Kasprzak po świetnym występie na inaugurację PGE Ekstraligi równie dobrze zaprezentował się we wtorkowym turnieju. W 5 startach zgromadził 14 punktów. Wychowanek Unii Leszno jedyne punkty stracił w trzeciej serii startów ulegając Tobiaszowi Musielakowi. Kasprzak w pokonanym polu zostawił m.in. Jarosława Hampela, Grzegorza Zengotę, czy Piotra Protasiewicza.

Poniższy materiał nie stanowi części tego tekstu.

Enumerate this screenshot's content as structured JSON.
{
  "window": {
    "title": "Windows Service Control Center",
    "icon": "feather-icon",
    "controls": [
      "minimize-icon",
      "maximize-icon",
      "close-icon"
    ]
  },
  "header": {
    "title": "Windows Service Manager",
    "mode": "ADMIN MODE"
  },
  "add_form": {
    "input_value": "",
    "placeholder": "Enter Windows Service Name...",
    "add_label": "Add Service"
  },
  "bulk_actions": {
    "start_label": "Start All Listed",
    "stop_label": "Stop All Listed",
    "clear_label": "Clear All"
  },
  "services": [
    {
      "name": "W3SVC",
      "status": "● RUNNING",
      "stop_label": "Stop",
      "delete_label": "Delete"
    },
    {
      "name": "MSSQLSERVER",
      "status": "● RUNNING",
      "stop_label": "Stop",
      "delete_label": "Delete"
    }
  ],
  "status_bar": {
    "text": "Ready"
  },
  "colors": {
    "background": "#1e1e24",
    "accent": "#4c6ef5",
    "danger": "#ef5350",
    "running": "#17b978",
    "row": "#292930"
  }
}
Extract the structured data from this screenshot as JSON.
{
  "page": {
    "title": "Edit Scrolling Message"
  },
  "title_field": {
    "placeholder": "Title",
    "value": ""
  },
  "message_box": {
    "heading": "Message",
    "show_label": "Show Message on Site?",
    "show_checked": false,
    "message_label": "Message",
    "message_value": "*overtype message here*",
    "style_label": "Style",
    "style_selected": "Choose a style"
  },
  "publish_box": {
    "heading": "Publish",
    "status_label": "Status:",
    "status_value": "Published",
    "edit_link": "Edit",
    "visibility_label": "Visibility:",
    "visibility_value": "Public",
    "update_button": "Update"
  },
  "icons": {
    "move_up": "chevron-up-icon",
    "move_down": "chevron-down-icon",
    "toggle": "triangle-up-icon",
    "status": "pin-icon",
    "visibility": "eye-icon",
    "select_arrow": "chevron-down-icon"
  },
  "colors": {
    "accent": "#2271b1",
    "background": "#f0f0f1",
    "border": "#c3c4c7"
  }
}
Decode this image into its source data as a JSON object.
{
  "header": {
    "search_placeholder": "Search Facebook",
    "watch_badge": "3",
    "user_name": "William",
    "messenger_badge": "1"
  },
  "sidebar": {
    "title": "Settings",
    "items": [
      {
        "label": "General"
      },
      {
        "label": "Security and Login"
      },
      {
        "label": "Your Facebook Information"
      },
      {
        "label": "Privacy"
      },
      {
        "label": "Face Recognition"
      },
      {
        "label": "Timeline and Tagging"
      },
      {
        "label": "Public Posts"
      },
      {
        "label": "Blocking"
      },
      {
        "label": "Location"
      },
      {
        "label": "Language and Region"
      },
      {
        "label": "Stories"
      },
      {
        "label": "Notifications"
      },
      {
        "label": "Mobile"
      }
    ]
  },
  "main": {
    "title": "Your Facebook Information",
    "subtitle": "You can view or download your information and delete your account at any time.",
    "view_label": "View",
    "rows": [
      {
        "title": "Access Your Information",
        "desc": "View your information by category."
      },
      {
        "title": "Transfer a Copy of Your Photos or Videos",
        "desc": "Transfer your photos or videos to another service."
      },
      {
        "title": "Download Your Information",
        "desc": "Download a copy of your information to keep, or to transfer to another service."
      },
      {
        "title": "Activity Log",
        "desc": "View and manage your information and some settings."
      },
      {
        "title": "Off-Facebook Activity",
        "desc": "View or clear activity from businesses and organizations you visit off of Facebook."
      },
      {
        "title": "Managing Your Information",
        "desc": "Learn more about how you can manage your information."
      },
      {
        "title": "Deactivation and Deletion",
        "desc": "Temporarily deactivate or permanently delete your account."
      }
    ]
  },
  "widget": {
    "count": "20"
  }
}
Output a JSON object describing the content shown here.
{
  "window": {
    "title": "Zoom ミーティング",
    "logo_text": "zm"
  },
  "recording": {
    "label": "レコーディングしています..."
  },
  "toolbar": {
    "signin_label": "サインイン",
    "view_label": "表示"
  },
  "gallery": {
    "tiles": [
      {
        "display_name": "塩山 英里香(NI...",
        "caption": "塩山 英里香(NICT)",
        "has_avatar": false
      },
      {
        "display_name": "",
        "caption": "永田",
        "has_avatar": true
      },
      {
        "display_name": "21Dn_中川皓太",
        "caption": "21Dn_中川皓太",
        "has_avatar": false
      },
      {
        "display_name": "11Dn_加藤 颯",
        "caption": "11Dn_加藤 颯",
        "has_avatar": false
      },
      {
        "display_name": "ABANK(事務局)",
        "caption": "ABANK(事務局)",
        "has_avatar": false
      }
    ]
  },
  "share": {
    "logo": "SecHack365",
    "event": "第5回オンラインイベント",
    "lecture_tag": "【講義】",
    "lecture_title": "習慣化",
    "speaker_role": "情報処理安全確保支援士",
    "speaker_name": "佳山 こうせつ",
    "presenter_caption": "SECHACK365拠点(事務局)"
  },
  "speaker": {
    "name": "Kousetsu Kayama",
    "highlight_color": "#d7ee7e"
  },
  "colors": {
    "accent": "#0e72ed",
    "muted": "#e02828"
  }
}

- Testowałem dwa silniki z myślą o meczu w Lesznie. Na starcie byłem szybki i na dystansie też. Miałem trochę szczęścia, bo w jednym wyścigu tuż za metą miałem defekt. Najważniejszy jest jednak awans - podsumował Kasprzak.
Słabiej spisał się inny ze Stalowców - Szymon Woźniak, który startował w Gdański. 25-latek z dorobkiem 6 punktów zajął 10 pozycję. W eliminacjach nie powiodło się też gorzowskiemu juniorowi - Rafałowi Karczmarzowi, który w Poznaniu zdobył zaledwie trzy punkty i rywalizację ukończył na czternastym miejscu.
Finał Złotego Kasku, który będzie jednocześnie krajową eliminacją do indywidualnych mistrzostw świata odbędzie się 19 kwietnia o godzinie 17.30 w Pile.